Emphasizing SOA deployments, WSO2 will upgrade its open-source ESB (enterprise service bus) next Tuesday with such features as a scheduler and XQuery support.
The Apache-licensed WSO2 ESB 1.5 can run scheduled tasks and offers improvements for caching and performance, the company said. Message augmentation using standard databases is featured, as is support for a POJO (plain old Java object) model.
"It's a very lightweight, high-performance ESB," featuring a graphical management console, said Paul Fremantle, vice president of technical sales at WSO2.
"The main purpose of this [product] is doing simple, fast mediation of XML messages, Web services messages, and non-XML," Fremantle said. The ESB is being used, for example, by a hauling company that deploys it to connect thousands of mobile terminals inside trucks to a logistics management system, he said.
The built-in scheduler in version 1.5, based on the open-source Quartz project, allows for setting up tasks to run at specific times. Users no longer need to write their own code for this. XQuery support in version 1.5 makes it easier to do XML transformations and extract data from XML, Fremantle said.
Another highlight is geared to file formats.
"One of the things that we've really ramped up in this release is support for existing legacy formats," such as FTP, Zip files, and Jar files, said Fremantle. Users can bridge between Web services, Java Message Service, and file systems, he said.
A POJO Command capability makes it simpler to write ESB add-ins without having to understand either the ESB programming model or message formats. "Basically, it makes for a cleaner programming model," Fremantle said.
Version 1.5 is based on the 1.1 release of the Apache Synapse service management integration broker. But an industry analyst saw Apache ServiceMix as the better choice for an ESB.
"We see Apache ServiceMix being a more appropriate choice for conventional ESB-type of functionality," said Michael Goulde, senior analyst at Forrester Research. "We see Apache Synapse as providing more of a mediation framework for XML messages and Web services. WS02 takes a very strong position on Web services as being the path to SOA. Not everyone agrees with this approach, and those who don't look more at ServiceMix as the ESB of choice."

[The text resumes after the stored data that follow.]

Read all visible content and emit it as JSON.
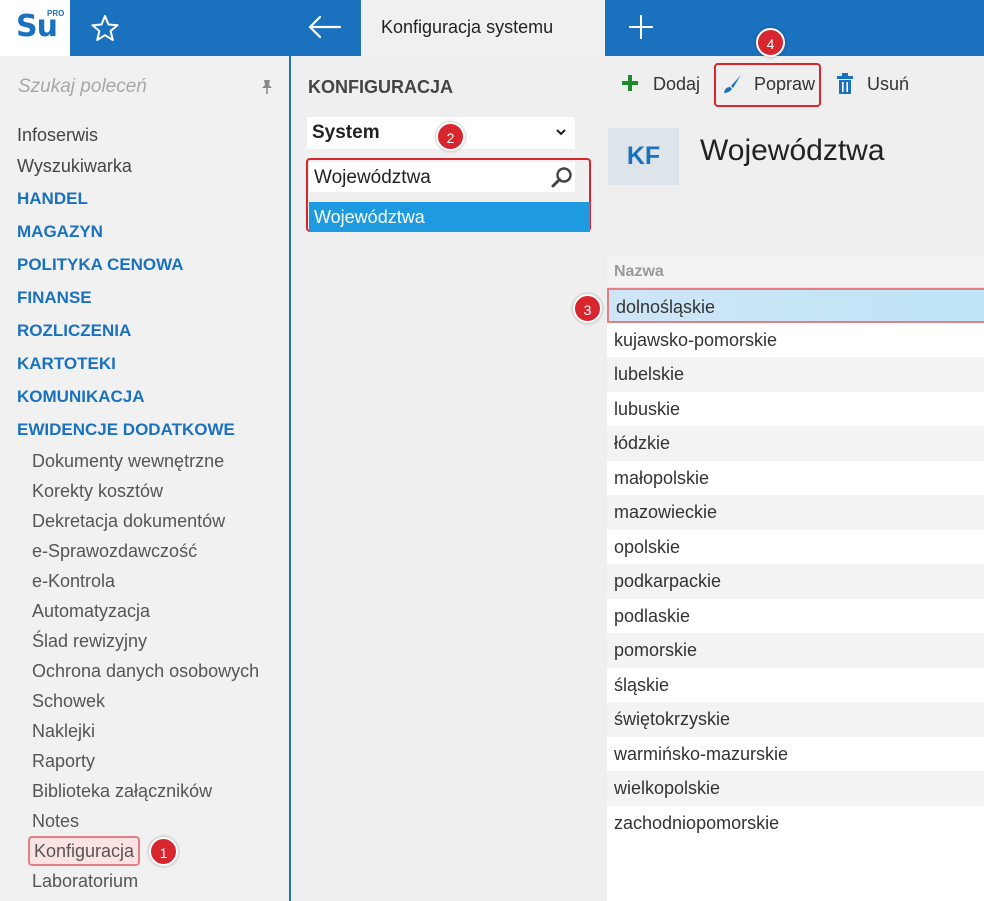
{
  "app": {
    "logo_text": "Su",
    "logo_badge": "PRO",
    "active_tab": "Konfiguracja systemu"
  },
  "sidebar": {
    "search_placeholder": "Szukaj poleceń",
    "top_items": [
      "Infoserwis",
      "Wyszukiwarka"
    ],
    "categories": [
      "HANDEL",
      "MAGAZYN",
      "POLITYKA CENOWA",
      "FINANSE",
      "ROZLICZENIA",
      "KARTOTEKI",
      "KOMUNIKACJA",
      "EWIDENCJE DODATKOWE"
    ],
    "sub_items": [
      "Dokumenty wewnętrzne",
      "Korekty kosztów",
      "Dekretacja dokumentów",
      "e-Sprawozdawczość",
      "e-Kontrola",
      "Automatyzacja",
      "Ślad rewizyjny",
      "Ochrona danych osobowych",
      "Schowek",
      "Naklejki",
      "Raporty",
      "Biblioteka załączników",
      "Notes",
      "Konfiguracja",
      "Laboratorium"
    ]
  },
  "config_panel": {
    "title": "KONFIGURACJA",
    "system_select": "System",
    "filter_value": "Województwa",
    "filter_result": "Województwa"
  },
  "toolbar": {
    "add_label": "Dodaj",
    "edit_label": "Popraw",
    "delete_label": "Usuń"
  },
  "content": {
    "badge": "KF",
    "title": "Województwa",
    "column_header": "Nazwa",
    "rows": [
      "dolnośląskie",
      "kujawsko-pomorskie",
      "lubelskie",
      "lubuskie",
      "łódzkie",
      "małopolskie",
      "mazowieckie",
      "opolskie",
      "podkarpackie",
      "podlaskie",
      "pomorskie",
      "śląskie",
      "świętokrzyskie",
      "warmińsko-mazurskie",
      "wielkopolskie",
      "zachodniopomorskie"
    ]
  },
  "markers": [
    "1",
    "2",
    "3",
    "4"
  ],
  "colors": {
    "brand": "#1a72bf",
    "marker": "#d8262e",
    "selection": "#1e9ae0",
    "add_icon": "#1e8a2e"
  }
}
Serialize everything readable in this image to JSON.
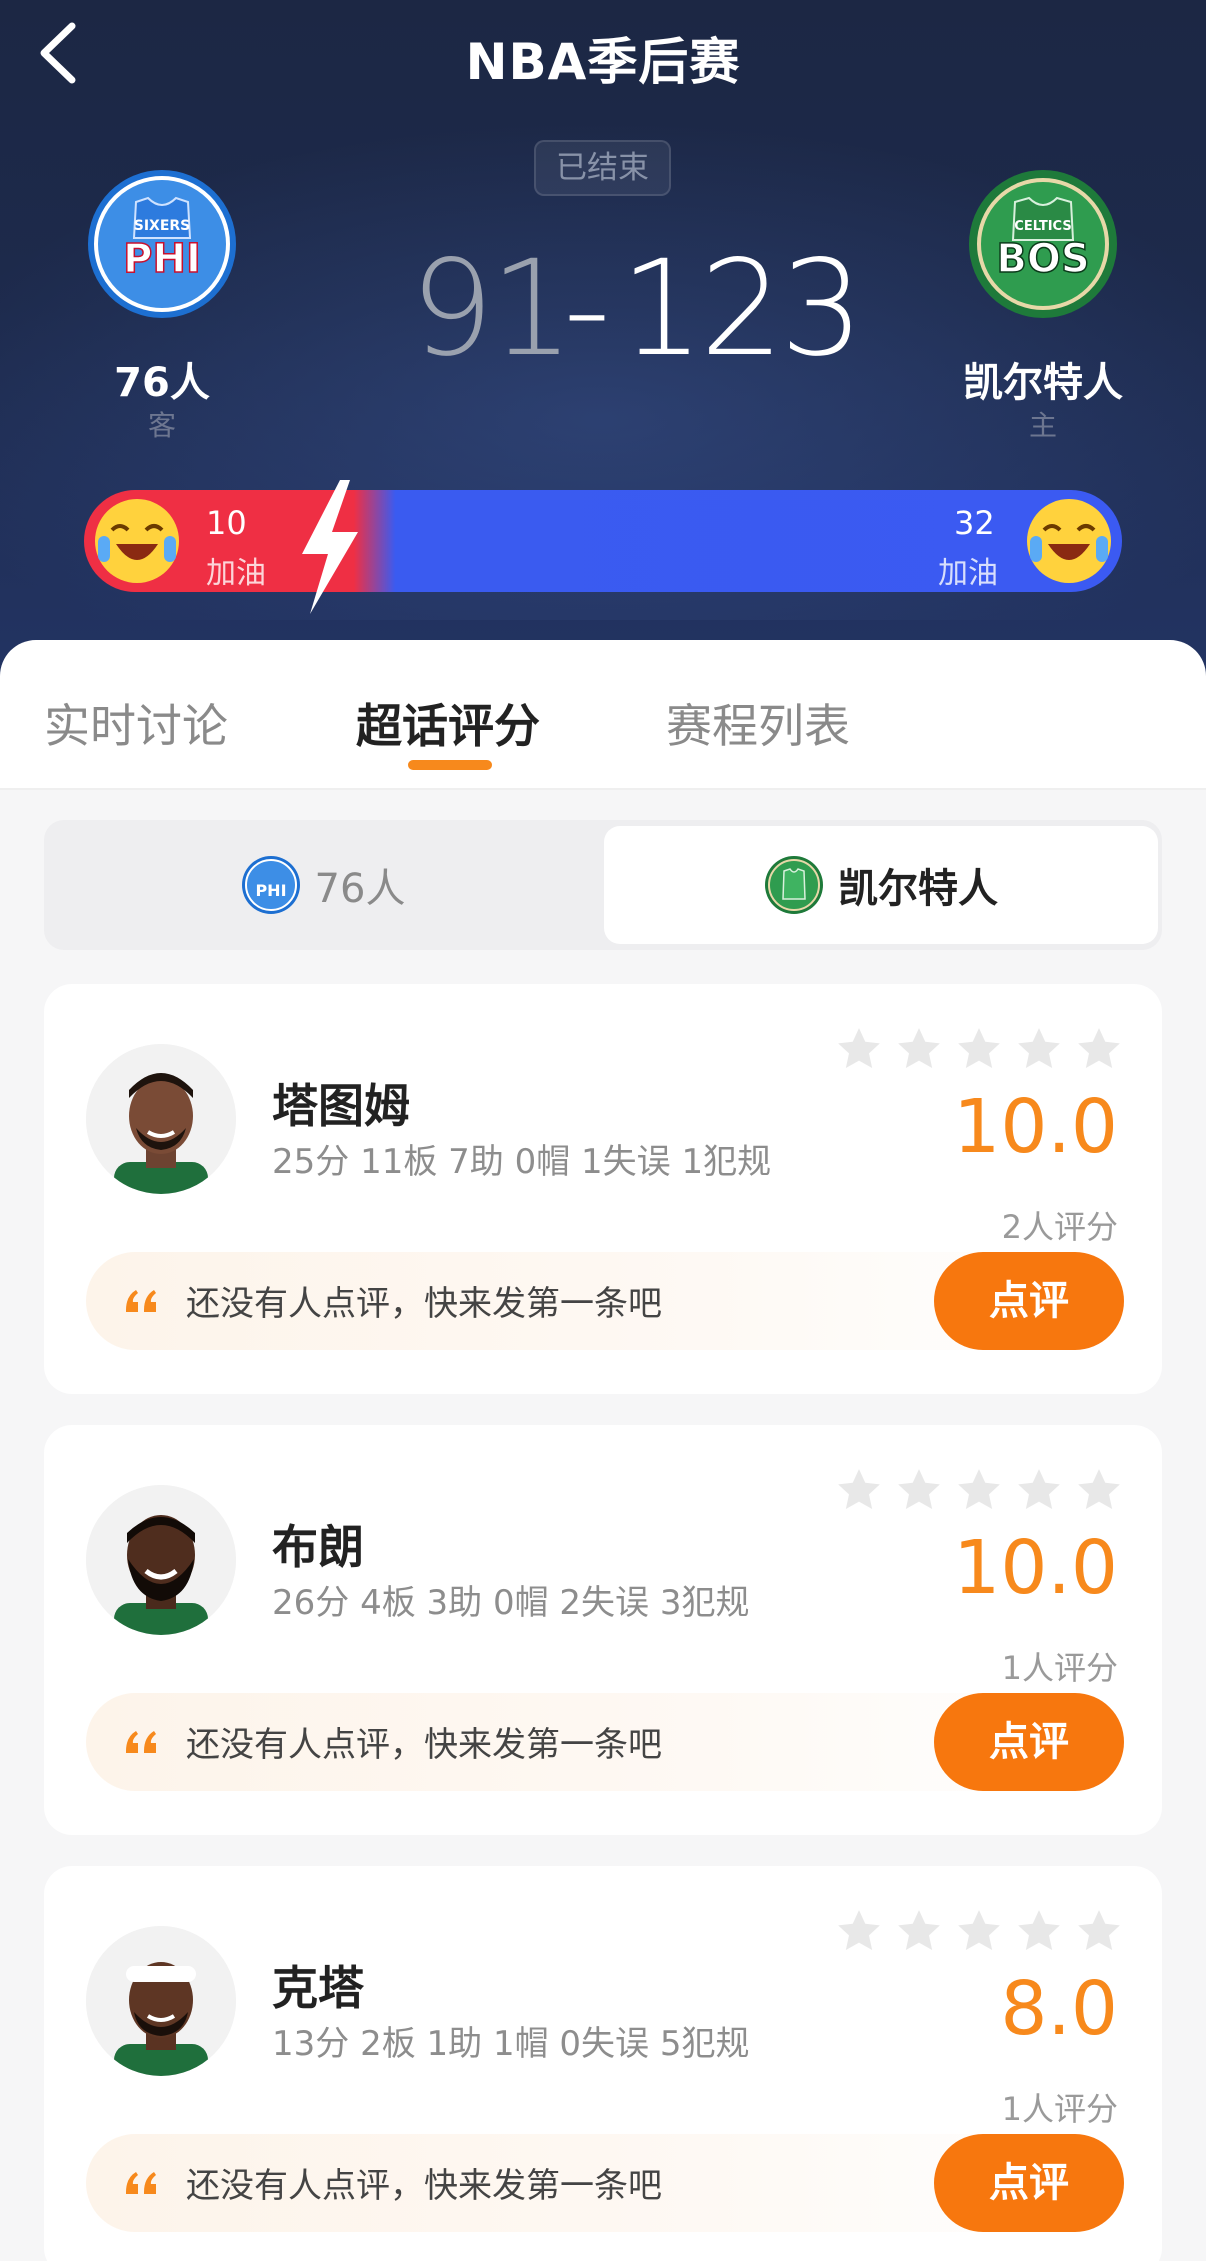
{
  "header": {
    "title": "NBA季后赛",
    "status": "已结束",
    "away": {
      "abbr": "PHI",
      "tag": "SIXERS",
      "name": "76人",
      "role": "客",
      "score": "91",
      "color": "#1d6fd1"
    },
    "home": {
      "abbr": "BOS",
      "tag": "CELTICS",
      "name": "凯尔特人",
      "role": "主",
      "score": "123",
      "color": "#1e7a3a"
    },
    "score_separator": "-"
  },
  "support": {
    "away": {
      "count": "10",
      "label": "加油",
      "color": "#ef2f44"
    },
    "home": {
      "count": "32",
      "label": "加油",
      "color": "#3b5af2"
    }
  },
  "tabs": [
    {
      "label": "实时讨论",
      "active": false
    },
    {
      "label": "超话评分",
      "active": true
    },
    {
      "label": "赛程列表",
      "active": false
    }
  ],
  "team_switch": {
    "away_label": "76人",
    "home_label": "凯尔特人",
    "selected": "home"
  },
  "players": [
    {
      "name": "塔图姆",
      "stats": "25分 11板 7助 0帽 1失误 1犯规",
      "score": "10.0",
      "rating_count": "2人评分",
      "comment_placeholder": "还没有人点评，快来发第一条吧",
      "button": "点评",
      "avatar_icon": "player-avatar-tatum"
    },
    {
      "name": "布朗",
      "stats": "26分 4板 3助 0帽 2失误 3犯规",
      "score": "10.0",
      "rating_count": "1人评分",
      "comment_placeholder": "还没有人点评，快来发第一条吧",
      "button": "点评",
      "avatar_icon": "player-avatar-brown"
    },
    {
      "name": "克塔",
      "stats": "13分 2板 1助 1帽 0失误 5犯规",
      "score": "8.0",
      "rating_count": "1人评分",
      "comment_placeholder": "还没有人点评，快来发第一条吧",
      "button": "点评",
      "avatar_icon": "player-avatar-kornet"
    }
  ],
  "colors": {
    "accent": "#f7891c",
    "button": "#f7770e"
  }
}
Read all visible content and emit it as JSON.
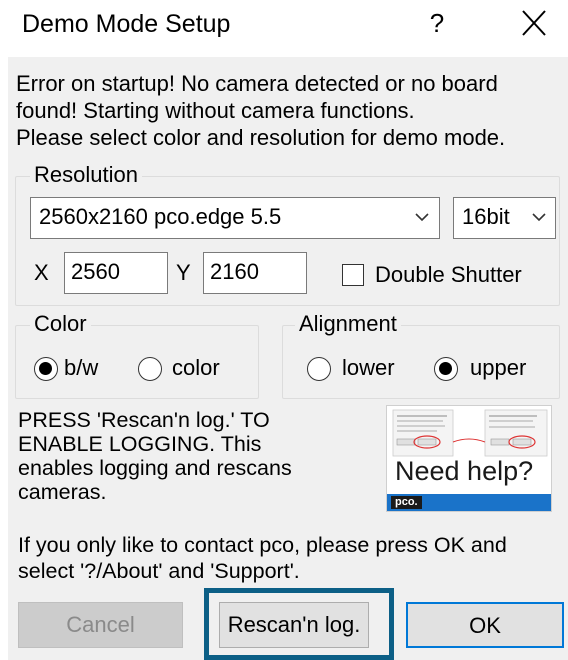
{
  "window": {
    "title": "Demo Mode Setup",
    "help_glyph": "?",
    "close_icon": "close-icon"
  },
  "message": {
    "lines": [
      "Error on startup! No camera detected or no board",
      "found! Starting without camera functions.",
      "Please select color and resolution for demo mode."
    ]
  },
  "resolution": {
    "group_label": "Resolution",
    "camera_select_value": "2560x2160 pco.edge 5.5",
    "bitdepth_select_value": "16bit",
    "x_label": "X",
    "x_value": "2560",
    "y_label": "Y",
    "y_value": "2160",
    "double_shutter_label": "Double Shutter",
    "double_shutter_checked": false
  },
  "color": {
    "group_label": "Color",
    "options": [
      {
        "label": "b/w",
        "selected": true
      },
      {
        "label": "color",
        "selected": false
      }
    ]
  },
  "alignment": {
    "group_label": "Alignment",
    "options": [
      {
        "label": "lower",
        "selected": false
      },
      {
        "label": "upper",
        "selected": true
      }
    ]
  },
  "press_info": {
    "lines": [
      "PRESS 'Rescan'n log.' TO",
      "ENABLE LOGGING. This",
      "enables logging and rescans",
      "cameras."
    ]
  },
  "help_image": {
    "caption": "Need help?",
    "brand": "pco.",
    "accent_color": "#1a73c9"
  },
  "contact_info": {
    "lines": [
      "If you only like to contact pco, please press OK and",
      "select '?/About' and 'Support'."
    ]
  },
  "buttons": {
    "cancel": "Cancel",
    "rescan": "Rescan'n log.",
    "ok": "OK"
  },
  "colors": {
    "highlight_border": "#0c5f86",
    "default_button_border": "#0078d7",
    "dialog_background": "#f0f0f0"
  }
}
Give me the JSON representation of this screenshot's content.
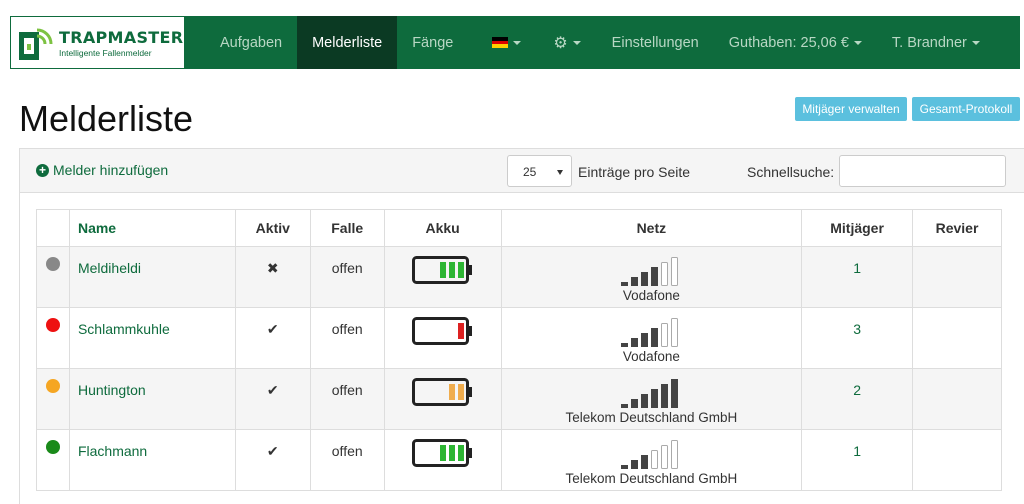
{
  "brand": {
    "title": "TRAPMASTER",
    "subtitle": "Intelligente Fallenmelder"
  },
  "nav": {
    "items": [
      {
        "label": "Aufgaben",
        "active": false
      },
      {
        "label": "Melderliste",
        "active": true
      },
      {
        "label": "Fänge",
        "active": false
      }
    ],
    "language_flag": "de-flag-icon",
    "settings_icon": "gear-icon",
    "settings_label": "Einstellungen",
    "balance_label": "Guthaben: 25,06 €",
    "user_label": "T. Brandner"
  },
  "page": {
    "title": "Melderliste"
  },
  "buttons": {
    "hunters": "Mitjäger verwalten",
    "protocol": "Gesamt-Protokoll"
  },
  "toolbar": {
    "add_label": "Melder hinzufügen",
    "page_size": "25",
    "page_size_label": "Einträge pro Seite",
    "search_label": "Schnellsuche:",
    "search_value": ""
  },
  "table": {
    "headers": {
      "status": "",
      "name": "Name",
      "active": "Aktiv",
      "trap": "Falle",
      "battery": "Akku",
      "network": "Netz",
      "hunters": "Mitjäger",
      "area": "Revier"
    },
    "rows": [
      {
        "status_color": "#888888",
        "name": "Meldiheldi",
        "active": "✖",
        "trap": "offen",
        "battery_level": 3,
        "battery_color": "#2db533",
        "signal_bars": 4,
        "network": "Vodafone",
        "hunters": "1",
        "area": ""
      },
      {
        "status_color": "#ee1111",
        "name": "Schlammkuhle",
        "active": "✔",
        "trap": "offen",
        "battery_level": 1,
        "battery_color": "#dd2222",
        "signal_bars": 4,
        "network": "Vodafone",
        "hunters": "3",
        "area": ""
      },
      {
        "status_color": "#f5a623",
        "name": "Huntington",
        "active": "✔",
        "trap": "offen",
        "battery_level": 2,
        "battery_color": "#f0ad4e",
        "signal_bars": 6,
        "network": "Telekom Deutschland GmbH",
        "hunters": "2",
        "area": ""
      },
      {
        "status_color": "#1a8a1a",
        "name": "Flachmann",
        "active": "✔",
        "trap": "offen",
        "battery_level": 3,
        "battery_color": "#2db533",
        "signal_bars": 3,
        "network": "Telekom Deutschland GmbH",
        "hunters": "1",
        "area": ""
      }
    ]
  },
  "colors": {
    "brand": "#0e6b3d",
    "navbar_active": "#0b3a23",
    "info_button": "#5bc0de"
  }
}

Another analyst liked the product's standards support but questioned whether the ESB designation was proper.
"What's most significant about the WSO2 ESB is that it is a lightweight, standards-based, open-source service intermediary that is precisely that and nothing more. In other words, its standards support is second to none, and they have concentrated its capabilities on building its performance as a content-based router and, in general, full-featured service intermediary," said Jason Bloomberg, managing partner at ZapThink.
"What it doesn't have, however, is a legacy of traditional middleware. It's not an application server or a message bus or an EAI platform. So in many ways, it's ESB moniker is a bit of a misnomer as its really a service intermediary without all the baggage that commercial ESB products bring to the table."
Also added in version 1.5 is support for the CSV (comma separated values) data format. "You can transition it to XML, and you can extract data," Fremantle said.
Service caching in version 1.5 provides the ability to cache responses from services and reply to further requests of the same type to reduce the load on back-end services, WSO2 said. This can protect against denial of service attacks and improves scalability.
DBReport and DBLookup mediators in version 1.5 allow the ESB to augment messages with information stored in a database. Message-splitting, meanwhile, enables large or composite applications to be processed in parallel.
Improved logging and tracing makes it easier to support service-level logs, while message-tracing lets administrators track a particular mediation path for troubleshooting.
Although the product is open source, WSO2 sells support services starting at $2,000 per socket.